Volume 3, No. 41
October 24, 2003

Environment caught in professor’s ‘Sieve’

A Review
By Hannah Pittard

“Sieve,” an exhibition featuring work by foundation studies professor Henry Dean, combines abstract paintings and drawings with digital images and installation components. Dean’s work has been said to embrace painterly methodologies and media with an emphasis on time, light, space and matter.

“‘Sieve’ is a show of artwork that is directly and indirectly influenced by my interactions with the environment and my involvement with ‘landscape’ as a theme of painting,” said Dean. “One of the inspirations for the title was that the wetlands of the Low Country — that seems to be my stomping ground — are in their own ways a sieve for all the material flowing out of the river/inland.”

A glance at Dean’s list of teaching residencies and commissions confirms his longstanding fascination with and incorporation of the environment and nature into his art. In 2002 he was the guest speaker for “Wetlands Celebration” at Oatland Island Education Center. In 1999, his installation, “The Memory of Water,” now on permanent display at The Noyes Museum of Art, featured an Atlantic white cedar log carved with collaborative assistance from the local community. Earlier that year he held a month-long residency funded by the New Jersey School Counselor Association and The Perkins Center for the Arts to co-direct 81 sixth graders at Bret Harte Elementary School in Cherry Hill, N.J., and the production of a collaborative, site-specific, outdoor, mixed-media sculpture installation inspired by the environment.
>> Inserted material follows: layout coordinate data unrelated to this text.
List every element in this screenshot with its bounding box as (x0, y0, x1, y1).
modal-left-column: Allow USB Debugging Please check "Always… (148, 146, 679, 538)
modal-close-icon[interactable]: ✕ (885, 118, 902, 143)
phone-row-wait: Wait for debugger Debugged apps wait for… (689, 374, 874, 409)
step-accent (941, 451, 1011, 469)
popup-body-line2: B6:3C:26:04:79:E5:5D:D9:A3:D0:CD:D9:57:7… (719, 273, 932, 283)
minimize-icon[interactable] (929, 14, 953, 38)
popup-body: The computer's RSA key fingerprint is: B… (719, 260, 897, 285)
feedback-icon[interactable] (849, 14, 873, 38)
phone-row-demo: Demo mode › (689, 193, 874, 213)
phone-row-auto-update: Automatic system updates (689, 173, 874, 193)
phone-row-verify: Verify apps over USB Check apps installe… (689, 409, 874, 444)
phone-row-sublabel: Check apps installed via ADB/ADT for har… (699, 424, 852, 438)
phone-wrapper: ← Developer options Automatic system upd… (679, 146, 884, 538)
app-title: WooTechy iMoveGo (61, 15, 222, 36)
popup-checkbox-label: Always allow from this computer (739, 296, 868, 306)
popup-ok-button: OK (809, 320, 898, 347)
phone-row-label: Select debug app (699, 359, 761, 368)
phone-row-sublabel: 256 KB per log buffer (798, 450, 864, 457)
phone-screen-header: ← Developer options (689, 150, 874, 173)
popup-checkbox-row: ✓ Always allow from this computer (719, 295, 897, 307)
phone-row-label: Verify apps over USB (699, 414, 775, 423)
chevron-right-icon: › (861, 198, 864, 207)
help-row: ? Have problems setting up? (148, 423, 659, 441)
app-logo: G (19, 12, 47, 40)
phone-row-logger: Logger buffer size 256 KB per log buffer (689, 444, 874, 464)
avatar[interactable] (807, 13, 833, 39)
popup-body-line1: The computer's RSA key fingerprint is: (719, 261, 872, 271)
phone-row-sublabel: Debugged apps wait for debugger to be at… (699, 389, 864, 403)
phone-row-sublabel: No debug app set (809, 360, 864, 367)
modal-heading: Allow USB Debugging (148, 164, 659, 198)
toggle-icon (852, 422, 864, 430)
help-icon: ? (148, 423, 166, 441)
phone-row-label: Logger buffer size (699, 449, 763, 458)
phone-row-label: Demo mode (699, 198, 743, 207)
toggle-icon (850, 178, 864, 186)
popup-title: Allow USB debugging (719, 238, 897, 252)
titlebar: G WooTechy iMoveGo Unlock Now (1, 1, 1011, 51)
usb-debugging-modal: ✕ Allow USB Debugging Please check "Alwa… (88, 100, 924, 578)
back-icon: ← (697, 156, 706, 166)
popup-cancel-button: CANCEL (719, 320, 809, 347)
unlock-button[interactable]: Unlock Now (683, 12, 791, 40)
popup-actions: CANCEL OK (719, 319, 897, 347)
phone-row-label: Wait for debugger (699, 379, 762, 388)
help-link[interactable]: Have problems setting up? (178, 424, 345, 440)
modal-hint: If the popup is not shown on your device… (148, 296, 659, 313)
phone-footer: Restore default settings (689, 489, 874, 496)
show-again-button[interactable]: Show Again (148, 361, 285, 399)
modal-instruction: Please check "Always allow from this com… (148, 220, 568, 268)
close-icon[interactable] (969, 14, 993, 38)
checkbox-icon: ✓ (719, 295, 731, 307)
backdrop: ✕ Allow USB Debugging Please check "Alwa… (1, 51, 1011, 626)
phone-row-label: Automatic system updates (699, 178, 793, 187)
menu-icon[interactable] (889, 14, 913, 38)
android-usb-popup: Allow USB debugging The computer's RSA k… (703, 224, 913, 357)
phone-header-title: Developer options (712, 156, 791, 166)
In 1998 Dean acted as project initiator and head curator at The Philadelphia Art Alliance for “Through the Heart of the City,” for which he designed in-house public events programs including “Confluence: An Art/Science Colloquium,” co-hosted by The Academy of Natural Sciences.

The list of Dean’s achievements and activities in which the environment plays a predominant role is a long one, as is the list of his nature-inspired exhibitions and installations. Dean’s latest exhibition proves equally aware of and loyal to Dean’s reputation as an environment-savvy artist. “‘Sieve’ expresses a holistic, nonlinear vision of the environment, supporting the notion that landscape is a complex entity constituting formative processes,” said Dean, who received his M.A. in fine arts and geography from St. Andrew’s University in Fife, Scotland, and an M.F.A. in painting from the Savannah College of Art and Design.

“Sieve” is on display at Bergen Hall Gallery, 101 Martin Luther King Jr. Blvd., through Nov. 17. A reception will be held Nov. 7, 5-8 p.m.